Carobbio Guscetti Marina · Nationalrat · 2009-03-09
Carobbio Guscetti Marina · Nationalrat · Tessin · Sozialdemokratische Fraktion · 2009-03-09
Wortprotokoll
On attend beaucoup du débat d'aujourd'hui, mais les mesures pour un plan de stabilisation conjoncturelle ne sont pas une réponse adéquate ni suffisante. Il n'y a pas de volonté de répondre à la récession en accélérant les nécessaires modifications structurelles de l'économie. Dans ce programme, on prévoit uniquement la mise en oeuvre de mesures qui sont immédiatement exécutables. C'est mieux que rien, et la situation est urgente. Pour ces raisons, simplement, nous entrerons en matière.
Mais le projet du Conseil fédéral n'est pas tout à fait suffisant, et nous ferons donc des propositions supplémentaires. Surtout, nous espérons que le Conseil fédéral et le Parlement saisiront rapidement cette crise pour investir davantage dans les domaines de l'infrastructure, de la formation et des énergies renouvelables. Il faudrait investir aujourd'hui dans ces domaines via des mesures budgétaires pour créer des places de travail à haute valeur ajoutée et, donc, durables. On pourrait par exemple investir dans le domaine de la reconversion énergétique ou dans ceux de la santé et de la prise en charge des personnes âgées, grand défi de ces prochaines années.
Si l'on attend des citoyens qu'ils soutiennent l'économie en consommant, il faut être conscient qu'ils n'auront bientôt plus assez de pouvoir d'achat.

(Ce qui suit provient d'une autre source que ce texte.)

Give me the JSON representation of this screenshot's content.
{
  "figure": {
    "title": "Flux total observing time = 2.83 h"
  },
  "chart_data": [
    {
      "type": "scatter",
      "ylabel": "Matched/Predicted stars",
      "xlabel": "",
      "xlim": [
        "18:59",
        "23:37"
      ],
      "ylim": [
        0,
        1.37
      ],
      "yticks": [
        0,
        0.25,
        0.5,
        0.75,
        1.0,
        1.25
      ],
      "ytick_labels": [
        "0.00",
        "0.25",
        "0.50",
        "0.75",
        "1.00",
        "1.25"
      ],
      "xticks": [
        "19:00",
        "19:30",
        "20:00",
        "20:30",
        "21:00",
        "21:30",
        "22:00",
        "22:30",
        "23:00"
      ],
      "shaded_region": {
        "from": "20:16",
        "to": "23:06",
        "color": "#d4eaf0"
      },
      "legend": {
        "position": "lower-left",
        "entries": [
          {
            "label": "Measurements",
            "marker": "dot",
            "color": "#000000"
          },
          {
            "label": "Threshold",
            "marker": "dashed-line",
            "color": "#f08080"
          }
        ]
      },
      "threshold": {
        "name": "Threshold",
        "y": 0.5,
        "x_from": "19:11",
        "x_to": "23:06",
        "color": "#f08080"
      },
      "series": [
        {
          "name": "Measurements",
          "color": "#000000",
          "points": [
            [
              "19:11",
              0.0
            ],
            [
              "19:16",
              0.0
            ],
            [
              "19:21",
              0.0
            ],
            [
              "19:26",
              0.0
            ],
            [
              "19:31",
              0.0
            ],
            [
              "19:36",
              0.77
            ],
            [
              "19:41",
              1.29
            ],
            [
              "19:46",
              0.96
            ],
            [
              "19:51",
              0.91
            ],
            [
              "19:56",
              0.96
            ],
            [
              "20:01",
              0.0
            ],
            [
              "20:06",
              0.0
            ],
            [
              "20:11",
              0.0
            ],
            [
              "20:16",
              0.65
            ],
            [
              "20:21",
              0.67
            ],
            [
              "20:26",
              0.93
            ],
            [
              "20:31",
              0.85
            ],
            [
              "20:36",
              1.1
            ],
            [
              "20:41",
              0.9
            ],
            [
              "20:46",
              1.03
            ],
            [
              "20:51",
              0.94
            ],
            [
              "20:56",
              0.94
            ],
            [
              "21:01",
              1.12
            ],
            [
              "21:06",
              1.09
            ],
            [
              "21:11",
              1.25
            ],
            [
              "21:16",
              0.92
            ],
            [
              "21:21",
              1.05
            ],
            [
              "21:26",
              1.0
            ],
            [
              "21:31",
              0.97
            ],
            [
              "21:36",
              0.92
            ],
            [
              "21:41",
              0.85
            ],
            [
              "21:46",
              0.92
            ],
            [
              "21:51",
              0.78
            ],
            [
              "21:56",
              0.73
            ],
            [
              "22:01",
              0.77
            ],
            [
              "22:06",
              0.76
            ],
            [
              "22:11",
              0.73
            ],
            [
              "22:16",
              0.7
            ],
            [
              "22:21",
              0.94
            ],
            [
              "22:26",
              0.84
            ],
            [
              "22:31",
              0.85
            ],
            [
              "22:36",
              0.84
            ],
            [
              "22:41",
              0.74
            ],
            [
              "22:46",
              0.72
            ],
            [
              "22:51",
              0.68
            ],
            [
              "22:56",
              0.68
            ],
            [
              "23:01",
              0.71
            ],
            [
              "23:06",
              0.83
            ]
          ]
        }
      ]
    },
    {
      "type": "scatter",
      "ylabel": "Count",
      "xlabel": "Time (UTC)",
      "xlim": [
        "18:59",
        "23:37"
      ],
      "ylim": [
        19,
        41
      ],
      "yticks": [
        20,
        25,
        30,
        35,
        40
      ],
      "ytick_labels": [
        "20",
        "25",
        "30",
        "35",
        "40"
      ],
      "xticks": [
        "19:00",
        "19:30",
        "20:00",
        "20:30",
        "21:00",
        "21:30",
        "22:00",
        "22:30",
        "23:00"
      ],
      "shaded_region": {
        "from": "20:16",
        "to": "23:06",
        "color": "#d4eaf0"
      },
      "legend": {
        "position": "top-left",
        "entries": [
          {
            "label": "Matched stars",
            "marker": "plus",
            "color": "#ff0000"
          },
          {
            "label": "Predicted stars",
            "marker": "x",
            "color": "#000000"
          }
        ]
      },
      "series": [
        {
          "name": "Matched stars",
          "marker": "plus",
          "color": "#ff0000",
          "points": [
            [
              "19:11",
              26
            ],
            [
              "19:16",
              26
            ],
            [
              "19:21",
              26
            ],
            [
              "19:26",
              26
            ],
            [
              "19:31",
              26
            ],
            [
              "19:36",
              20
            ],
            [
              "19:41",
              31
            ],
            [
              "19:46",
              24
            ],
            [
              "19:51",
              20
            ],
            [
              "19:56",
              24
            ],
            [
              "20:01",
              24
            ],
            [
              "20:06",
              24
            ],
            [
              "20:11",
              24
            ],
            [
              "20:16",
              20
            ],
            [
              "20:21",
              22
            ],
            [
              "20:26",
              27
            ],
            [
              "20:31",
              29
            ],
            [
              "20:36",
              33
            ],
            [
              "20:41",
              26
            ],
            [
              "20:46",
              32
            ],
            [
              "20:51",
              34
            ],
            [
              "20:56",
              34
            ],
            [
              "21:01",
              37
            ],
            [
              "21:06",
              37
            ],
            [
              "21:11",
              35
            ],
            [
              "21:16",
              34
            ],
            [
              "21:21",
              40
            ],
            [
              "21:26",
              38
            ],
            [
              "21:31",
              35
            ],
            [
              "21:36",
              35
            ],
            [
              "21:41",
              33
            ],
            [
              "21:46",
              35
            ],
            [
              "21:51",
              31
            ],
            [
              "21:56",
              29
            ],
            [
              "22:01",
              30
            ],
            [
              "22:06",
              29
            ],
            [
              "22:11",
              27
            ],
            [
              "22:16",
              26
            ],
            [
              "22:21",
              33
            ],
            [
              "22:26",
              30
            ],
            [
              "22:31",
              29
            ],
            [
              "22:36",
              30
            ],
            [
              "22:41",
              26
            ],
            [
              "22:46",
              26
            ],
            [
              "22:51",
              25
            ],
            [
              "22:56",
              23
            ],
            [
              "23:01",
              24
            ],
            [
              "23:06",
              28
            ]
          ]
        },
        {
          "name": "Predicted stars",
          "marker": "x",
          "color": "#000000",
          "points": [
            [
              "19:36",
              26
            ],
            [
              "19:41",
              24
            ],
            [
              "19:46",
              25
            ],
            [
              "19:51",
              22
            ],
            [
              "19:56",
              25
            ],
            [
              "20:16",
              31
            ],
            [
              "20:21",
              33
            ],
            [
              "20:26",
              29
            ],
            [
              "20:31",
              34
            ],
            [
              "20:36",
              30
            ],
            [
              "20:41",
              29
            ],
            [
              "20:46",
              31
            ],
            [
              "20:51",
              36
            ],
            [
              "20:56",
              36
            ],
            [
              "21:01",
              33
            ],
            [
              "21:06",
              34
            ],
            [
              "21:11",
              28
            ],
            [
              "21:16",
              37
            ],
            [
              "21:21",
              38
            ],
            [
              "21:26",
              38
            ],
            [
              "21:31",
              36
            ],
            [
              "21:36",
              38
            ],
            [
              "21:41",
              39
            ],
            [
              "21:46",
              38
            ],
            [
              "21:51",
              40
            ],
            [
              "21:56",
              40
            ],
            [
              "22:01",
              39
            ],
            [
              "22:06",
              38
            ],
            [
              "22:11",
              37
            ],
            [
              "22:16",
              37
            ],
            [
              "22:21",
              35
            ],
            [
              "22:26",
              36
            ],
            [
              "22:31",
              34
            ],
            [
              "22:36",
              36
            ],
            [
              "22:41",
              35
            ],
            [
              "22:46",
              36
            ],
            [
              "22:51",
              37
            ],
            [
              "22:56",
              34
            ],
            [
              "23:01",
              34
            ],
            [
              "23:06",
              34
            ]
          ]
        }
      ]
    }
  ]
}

Ce n'est pas ainsi qu'on peut répondre à une crise structurelle; c'est, au contraire, en corrigeant la hausse massive des primes d'assurance des caisses-maladie - on parle de 10 pour cent pour l'année prochaine -, en créant les conditions pour que soient garanties des places de travail, pour que les femmes et les jeunes aient aussi accès au monde du travail. On pourrait par exemple envisager la création de plus de crèches pour l'accueil extrafamilial des enfants ou de plus de places d'apprentissage.
Finalmente anche il Consiglio federale comincia ad ammettere l'esistenza della crisi. Ma il pacchetto di misure che discutiamo oggi dimostra che non si vuole riconoscerne fino in fondo la gravità. Le misure proposte non bastano di fronte ad una grave recessione che costerà posti di lavoro e creerà difficoltà a numerosi nuclei familiari.
A farne le spese sono tante piccole e medie industrie e numerosi posti di lavoro, come lo dimostrano i continui annunci di chiusura, licenziamenti e orari ridotti un po' in tutto il Paese. Il Ticino, con le annunciate difficoltà di alcuni stabilimenti industriali, ne è un triste e preoccupante esempio.
Avremmo quindi auspicato misure più concrete, anche nel settore industriale, congiuntamente alla sospensione del freno alla spesa, che, di fatto, blocca qualsiasi reale possibilità di cambiamento strutturale e di investimenti rivolti al futuro. Chiediamo quindi che non si tergiversi più e si vari rapidamente un vero terzo pacchetto di rilancio, con misure a sostegno dei redditi, contro l'aumento dei premi cassa malati, per risanare le casse pensioni, per una riconversione ecologica e a favore delle piccole e medie industrie.
Per quanto riguarda i mercati finanziari, la posizione del Consiglio federale può essere infine riassunta nel paradigma "meglio non intervenire e se si interviene non immischiarsi troppo". Questa è la risposta del Consiglio federale alla mozione per ridurre i rischi per il mercato finanziario. Ancora una volta c'è chi non vuole correggere gli smisurati salari dei dirigenti bancari, e malgrado il fatto che la banca benefici dei soldi dei contribuenti si aggira il problema della necessità di un seggio della Confederazione nel consiglio di amministrazione dell'UBS.
Il est incompréhensible qu'on ne veuille pas de règles générales pour les structures salariales des établissements financiers qui demandent l'aide de l'Etat et, comme le dit le Conseil fédéral dans sa réponse, qu'on préfère des règles "cas par cas".
De même, il est inacceptable que, dans le comité d'experts nommé par le Conseil fédéral pour résoudre la crise en relation avec le secret bancaire, sur treize sièges, aucun ne soit occupé par une femme. On ne veut pas prendre de mesures efficaces pour contrer la crise et pour corriger les désastres causés par les dirigeants des banques, mais on a l'idée que des hommes exclusivement devraient améliorer la situation.